Hanging paragraph

Editor note: This is a hanging paragraph and it must be moved to its own clause The Handover mechanism refers to the process of transferring control of a device or service from one MEC/oneM2M instance to another, ensuring seamless connectivity and service continuity. There three main scenarios where handover is essential: - Optimizing the connection of wireless IoT devices as they move geographically, ensuring they remain connected to the most appropriate edge node. - Maintenance of services or servers that need to be migrated between MEC/oneM2M instances due to load balancing, resource optimization, or fault tolerance. - Emergency scenarios where rapid handover is required to maintain service continuity during network disruptions or failures, such as a failure of an edge node or a sudden surge in demand.

This process, illustrated in Figure 6.3.1, is critical when devices move between different edge nodes or when services must be migrated to maintain low latency, reliability, and high availability.

Fig 6.3.1 IoT device handover Depending on system design and device capability, handover control can follow one of two approaches:

• Device-controlled handover: The device itself detects conditions that trigger a handover (e.g., deteriorating radio quality, mobility, policy changes). It initiates discovery, re-registration, and session updates with the target MEC/oneM2M instance.
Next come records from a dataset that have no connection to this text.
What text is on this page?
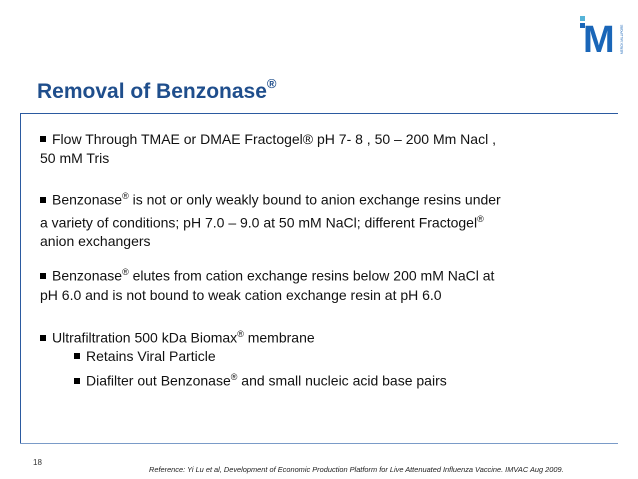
M MERCK MILLIPORE
Removal of Benzonase®
Flow Through TMAE or DMAE Fractogel® pH 7- 8 , 50 – 200 Mm Nacl ,
50 mM Tris
Benzonase® is not or only weakly bound to anion exchange resins under
a variety of conditions; pH 7.0 – 9.0 at 50 mM NaCl; different Fractogel®
anion exchangers
Benzonase® elutes from cation exchange resins below 200 mM NaCl at
pH 6.0 and is not bound to weak cation exchange resin at pH 6.0
Ultrafiltration 500 kDa Biomax® membrane
Retains Viral Particle
Diafilter out Benzonase® and small nucleic acid base pairs
18
Reference: Yi Lu et al, Development of Economic Production Platform for Live Attenuated Influenza Vaccine. IMVAC Aug 2009.
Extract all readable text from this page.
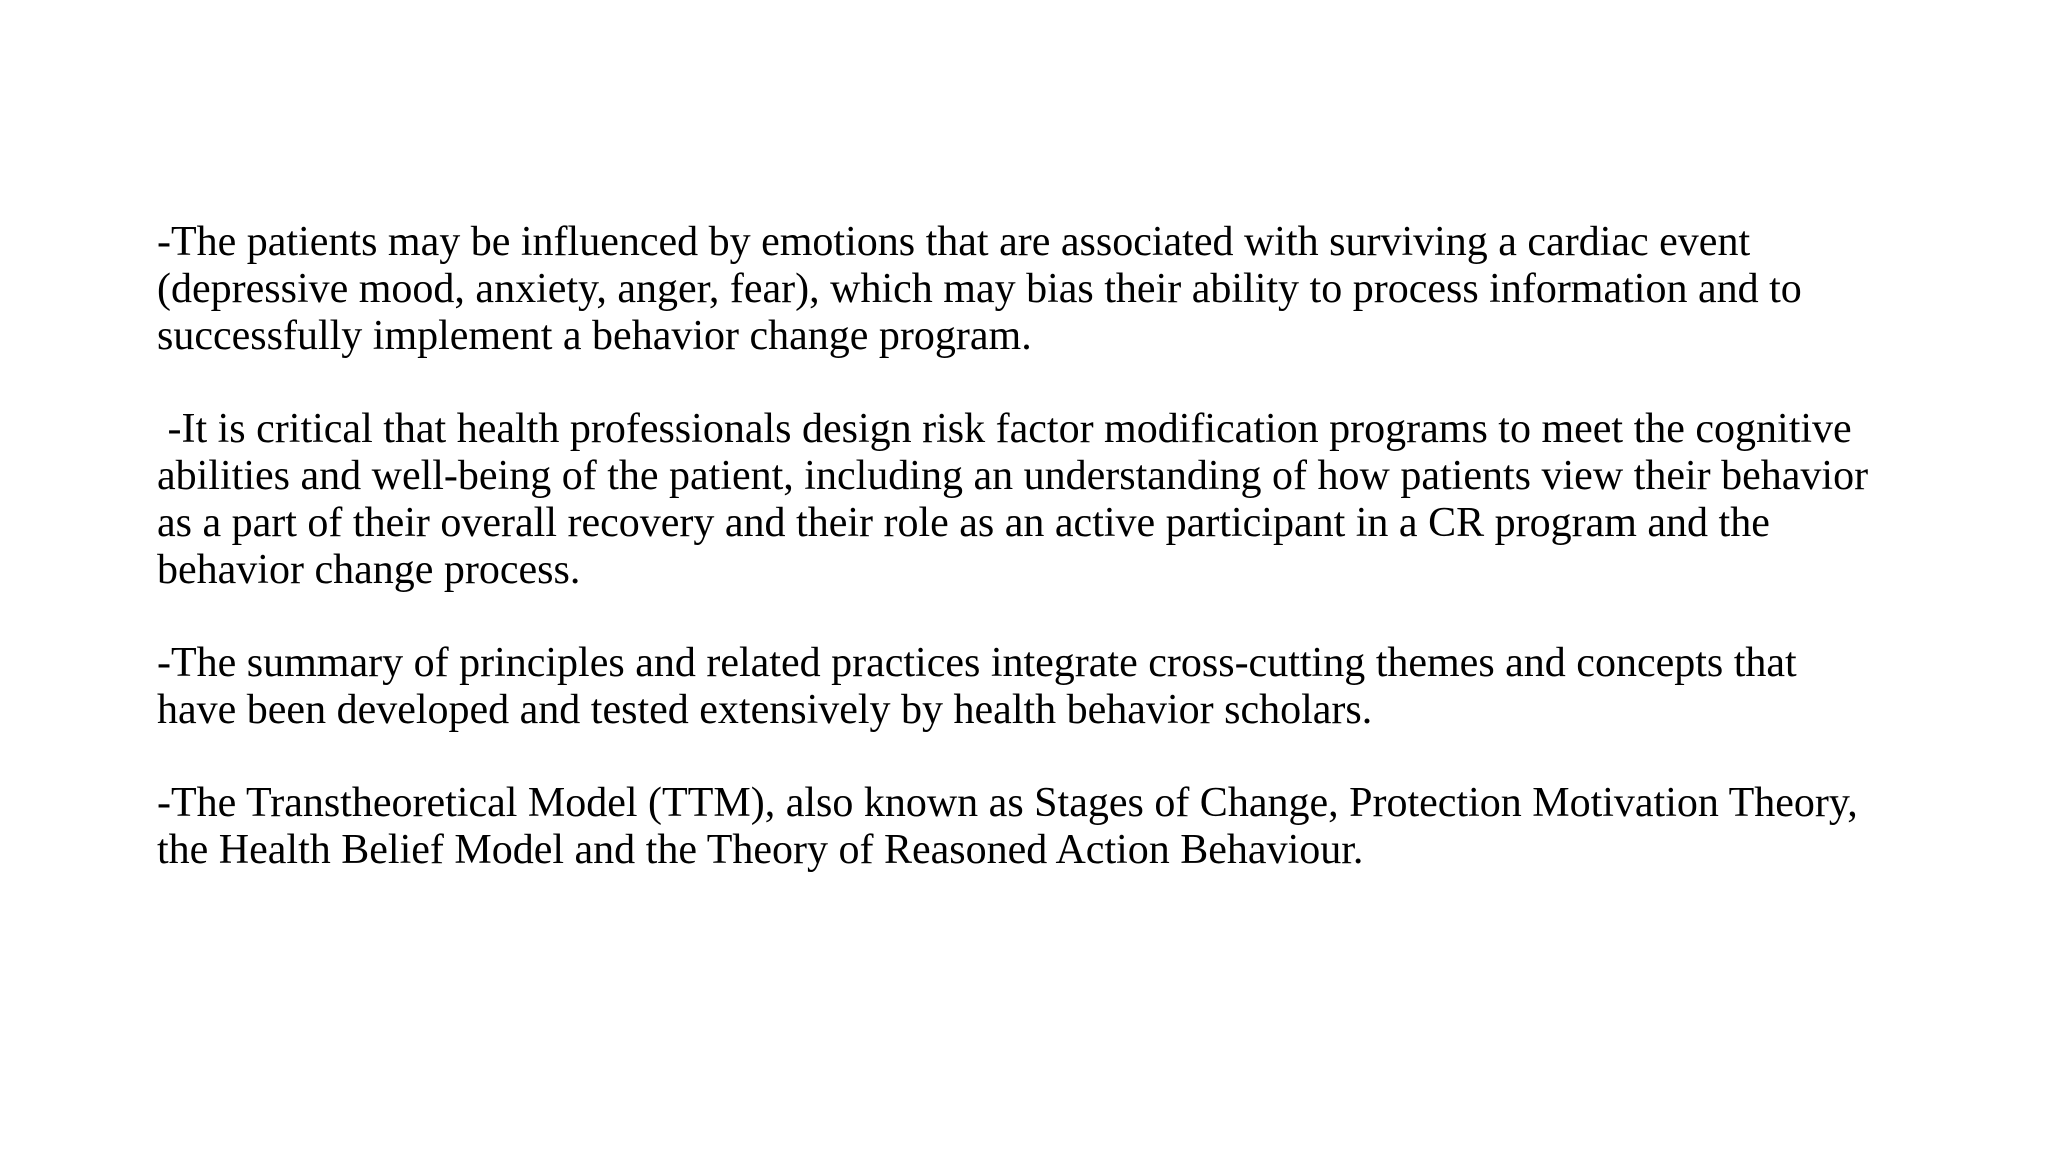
-The patients may be influenced by emotions that are associated with surviving a cardiac event
(depressive mood, anxiety, anger, fear), which may bias their ability to process information and to
successfully implement a behavior change program.

-It is critical that health professionals design risk factor modification programs to meet the cognitive
abilities and well-being of the patient, including an understanding of how patients view their behavior
as a part of their overall recovery and their role as an active participant in a CR program and the
behavior change process.

-The summary of principles and related practices integrate cross-cutting themes and concepts that
have been developed and tested extensively by health behavior scholars.

-The Transtheoretical Model (TTM), also known as Stages of Change, Protection Motivation Theory,
the Health Belief Model and the Theory of Reasoned Action Behaviour.
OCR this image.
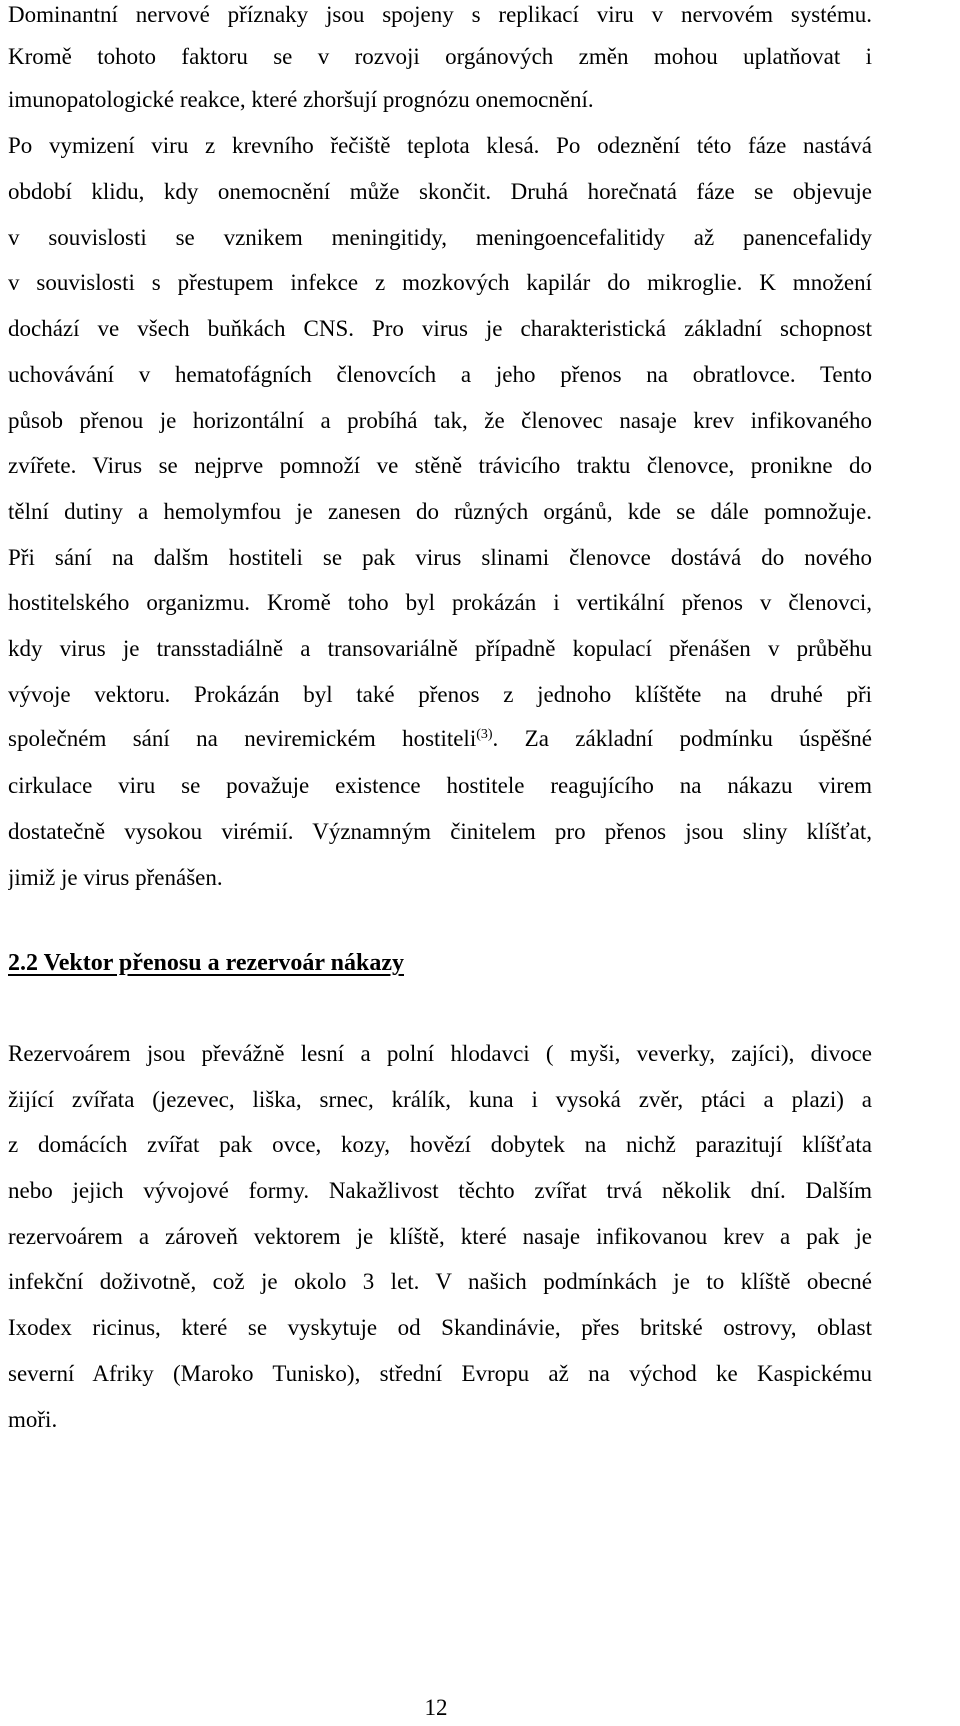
Dominantní nervové příznaky jsou spojeny s replikací viru v nervovém systému.
Kromě tohoto faktoru se v rozvoji orgánových změn mohou uplatňovat i
imunopatologické reakce, které zhoršují prognózu onemocnění.
Po vymizení viru z krevního řečiště teplota klesá. Po odeznění této fáze nastává
období klidu, kdy onemocnění může skončit. Druhá horečnatá fáze se objevuje
v souvislosti se vznikem meningitidy, meningoencefalitidy až panencefalidy
v souvislosti s přestupem infekce z mozkových kapilár do mikroglie. K množení
dochází ve všech buňkách CNS. Pro virus je charakteristická základní schopnost
uchovávání v hematofágních členovcích a jeho přenos na obratlovce. Tento
působ přenou je horizontální a probíhá tak, že členovec nasaje krev infikovaného
zvířete. Virus se nejprve pomnoží ve stěně trávicího traktu členovce, pronikne do
tělní dutiny a hemolymfou je zanesen do různých orgánů, kde se dále pomnožuje.
Při sání na dalšm hostiteli se pak virus slinami členovce dostává do nového
hostitelského organizmu. Kromě toho byl prokázán i vertikální přenos v členovci,
kdy virus je transstadiálně a transovariálně případně kopulací přenášen v průběhu
vývoje vektoru. Prokázán byl také přenos z jednoho klíštěte na druhé při
společném sání na neviremickém hostiteli$^{(3)}$. Za základní podmínku úspěšné
cirkulace viru se považuje existence hostitele reagujícího na nákazu virem
dostatečně vysokou virémií. Významným činitelem pro přenos jsou sliny klíšťat,
jimiž je virus přenášen.
2.2 Vektor přenosu a rezervoár nákazy
Rezervoárem jsou převážně lesní a polní hlodavci ( myši, veverky, zajíci), divoce
žijící zvířata (jezevec, liška, srnec, králík, kuna i vysoká zvěr, ptáci a plazi) a
z domácích zvířat pak ovce, kozy, hovězí dobytek na nichž parazitují klíšťata
nebo jejich vývojové formy. Nakažlivost těchto zvířat trvá několik dní. Dalším
rezervoárem a zároveň vektorem je klíště, které nasaje infikovanou krev a pak je
infekční doživotně, což je okolo 3 let. V našich podmínkách je to klíště obecné
Ixodex ricinus, které se vyskytuje od Skandinávie, přes britské ostrovy, oblast
severní Afriky (Maroko Tunisko), střední Evropu až na východ ke Kaspickému
moři.
12
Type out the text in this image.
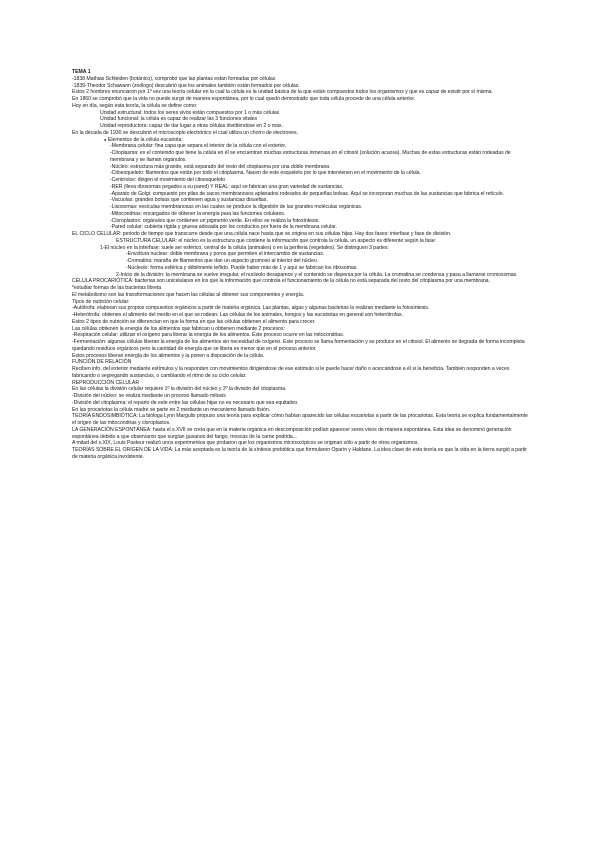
TEMA 1

-1838 Mathias Schleiden (botánico), comprobó que las plantas están formadas por células

-1839-Theodor Schawann (zoólogo) descubrió que los animales también están formados por células.

Estos 2 hombres enunciaron por 1º vez una teoría celular en la cual la célula es la unidad básica de la que están compuestos todos los organismos y que es capaz de existir por sí misma.

En 1860 se comprobó que la vida no puede surgir de manera espontánea, por lo cual quedó demostrado que toda célula procede de una célula anterior.

Hoy en día, según esta teoría, la célula se define como:

Unidad estructural: todos los seres vivos están compuestos por 1 o más células

Unidad funcional: la célula es capaz de realizar las 3 funciones vitales

Unidad reproductora: capaz de dar lugar a otras células dividiéndose en 2 o más.

En la década de 1930 se descubrió el microscopio electrónico el cual utiliza un chorro de electrones.

● Elementos de la célula eucariota:

-Membrana celular: fina capa que separa el interior de la célula con el exterior.

-Citoplasma: es el contenido que tiene la célula en él se encuentran muchas estructuras inmersas en el citosol (solución acuosa). Muchas de estas estructuras están rodeadas de membrana y se llaman orgánulos.

-Núcleo: estructura más grande, está separado del resto del citoplasma por una doble membrana

-Citoesqueleto: filamentos que están por todo el citoplasma. Nacen de este esqueleto por lo que intervienen en el movimiento de la célula.

-Centríolos: dirigen el movimiento del citoesqueleto

-RER (lleva ribosomas pegados a su pared) Y REAL: aquí se fabrican una gran variedad de sustancias.

-Aparato de Golgi: compuesto por pilas de sacos membranosos aplanados rodeados de pequeñas bolsas. Aquí se incorporan muchas de las sustancias que fabrica el retículo.

-Vacuolas: grandes bolsas que contienen agua y sustancias disueltas.

-Lisosomas: vesículas membranosas en las cuales se produce la digestión de las grandes moléculas orgánicas.

-Mitocondrias: encargados de obtener la energía para las funciones celulares.

-Cloroplastos: orgánulos que contienen un pigmento verde. En ellos se realiza la fotosíntesis.

-Pared celular: cubierta rígida y gruesa adosada por los conductos por fuera de la membrana celular.

EL CICLO CELULAR: periodo de tiempo que transcurre desde que una célula nace hasta que se origina en sus células hijas. Hay dos fases: interfase y fase de división.

ESTRUCTURA CELULAR: el núcleo es la estructura que contiene la información que controla la célula, un aspecto es diferente según la fase:

1-El núcleo en la interfase: suele ser esférico, central de la célula (animales) o en la periferia (vegetales). Se distinguen 3 partes:

-Envoltura nuclear: doble membrana y poros que permiten el intercambio de sustancias.

-Cromatina: maraña de filamentos que dan un aspecto grumoso al interior del núcleo.

-Nucleolo: forma esférica y débilmente teñido. Puede haber más de 1 y aquí se fabrican los ribosomas.

2-Inicio de la división: la membrana se vuelve irregular, el nucleolo desaparece y el contenido se dispersa por la célula. La cromatina se condensa y pasa a llamarse cromosomas.

CÉLULA PROCARIÓTICA: bacterias son unicelulares en los que la información que controla el funcionamiento de la célula no está separada del resto del citoplasma por una membrana.

*estudiar formas de las bacterias libreta

El metabolismo son las transformaciones que hacen las células al obtener sus componentes y energía.

Tipos de nutrición celular:

-Autótrofa: elaboran sus propios compuestos orgánicos a partir de materia orgánica. Las plantas, algas y algunas bacterias la realizan mediante la fotosíntesis.

-Heterótrofa: obtienen el alimento del medio en el que se rodean. Las células de los animales, hongos y las eucariotas en general son heterótrofas.

Estos 2 tipos de nutrición se diferencian en que la forma en que las células obtienen el alimento para crecer.

Las células obtienen la energía de los alimentos que fabrican u obtienen mediante 2 procesos:

-Respiración celular: utilizan el oxígeno para liberar la energía de los alimentos. Este proceso ocurre en las mitocondrias.

-Fermentación: algunas células liberan la energía de los alimentos sin necesidad de oxígeno. Este proceso se llama fermentación y se produce en el citosol. El alimento se degrada de forma incompleta quedando residuos orgánicos pero la cantidad de energía que se libera es menor que en el proceso anterior.

Estos procesos liberan energía de los alimentos y la ponen a disposición de la célula.

FUNCIÓN DE RELACIÓN

Reciben info. del exterior mediante estímulos y la responden con movimientos dirigiéndose de ese estímulo si le puede hacer daño o acercándose a él si la beneficia. También responden a veces fabricando o segregando sustancias, o cambiando el ritmo de su ciclo celular.

REPRODUCCIÓN CELULAR

En las células la división celular requiere 1º la división del núcleo y 2º la división del citoplasma.

-División del núcleo: se realiza mediante un proceso llamado mitosis

-División del citoplasma: el reparto de este entre las células hijas no es necesario que sea equitativo.

En las procariotas la célula madre se parte en 2 mediante un mecanismo llamado fisión.

TEORÍA ENDOSIMBIÓTICA: La bióloga Lynn Margulis propuso una teoría para explicar cómo habían aparecido las células eucariotas a partir de las procariotas. Esta teoría se explica fundamentalmente el origen de las mitocondrias y cloroplastos.

LA GENERACIÓN ESPONTÁNEA: hasta el s.XVII se creía que en la materia orgánica en descomposición podían aparecer seres vivos de manera espontánea. Esta idea se denominó generación espontánea debido a que observaron que surgían gusanos del fango, moscas de la carne podrida...

A mitad del s.XIX, Louis Pasteur realizó unos experimentos que probaron que los organismos microscópicos se originan sólo a partir de otros organismos.

TEORÍAS SOBRE EL ORIGEN DE LA VIDA: La más aceptada es la teoría de la síntesis prebiótica que formularon Oparín y Haldane. La idea clave de esta teoría es que la vida en la tierra surgió a partir de materia orgánica inexistente.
This approach offers autonomy but assumes the device has sufficient resources to evaluate conditions, make decisions, and handle signaling.

• Network-controlled handover: The MEC/oneM2M infrastructure (e.g., MN-CSEs or gateways) monitors device connectivity and system load, then initiates or enforces a handover. The device simply follows the instructions (e.g., re-register to a new MN-CSE) without needing complex logic or extensive signaling capability. This approach could be suitable for constrained IoT devices with limited processing or decision-making capacity.

In practice, the chosen strategy should balance device capability, network intelligence, and the requirements of the application domain. For resource-constrained IoT devices, offloading decision-making to the MEC/oneM2M layer may reduce device complexity and power usage, while device-controlled handovers may provide faster reaction times and greater autonomy in heterogeneous deployments. To design an effective handover mechanism, the following high-level considerations should be addressed:

• Identity & Security: The device must maintain a consistent identity across MEC/oneM2M instances, with fast and secure re-authentication (e.g., token-based methods). Security credentials and keys should be managed automatically to ensure a smooth transition.

• Session & State Continuity: Handover must preserve session continuity and data consistency. This includes mechanisms for state replication (buffers, acknowledgments, sequence numbers), subscription reinstatement, downlink catch-up, and, where possible, context transfer of QoS or profiles between gateways.

• Performance & Latency: Interruptions must be minimized with well-defined handover budgets (e.g., ≤200 ms for critical telemetry). Local buffering, ordering policies, duplicate suppression, and time synchronization help maintain low latency and reliable delivery.

• Network Awareness & Adaptation: The mechanism should leverage network conditions such as bandwidth, signal strength, and congestion when selecting target gateways. Neighbour awareness, proactive discovery, and policy-based triggers (RSSI/SNR thresholds, cost/latency trade-offs) are key to ensuring optimal handover decisions. Admission control policies must also be considered, allowing gateways to accept or defer connections gracefully.

• Monitoring & Reliability: System reliability depends on the ability to measure and manage handovers. KPIs such as attach/authentication time, packet loss, and latency deltas should be tracked. Tracing, alarms for frequent or failed handovers, and robust retry/backoff logic ensure stability and resilience.

• Device Constraints & Efficiency: IoT devices, often resource- or power-constrained, require lightweight solutions. Gateway-local registrations can reduce complexity, while power-aware scanning and cached neighbour reports minimize RF cost. Feature negotiation and versioned message contracts further improve compatibility and efficiency across heterogeneous deployments.

These considerations will be further analyzed in oneM2M and ETSI MEC.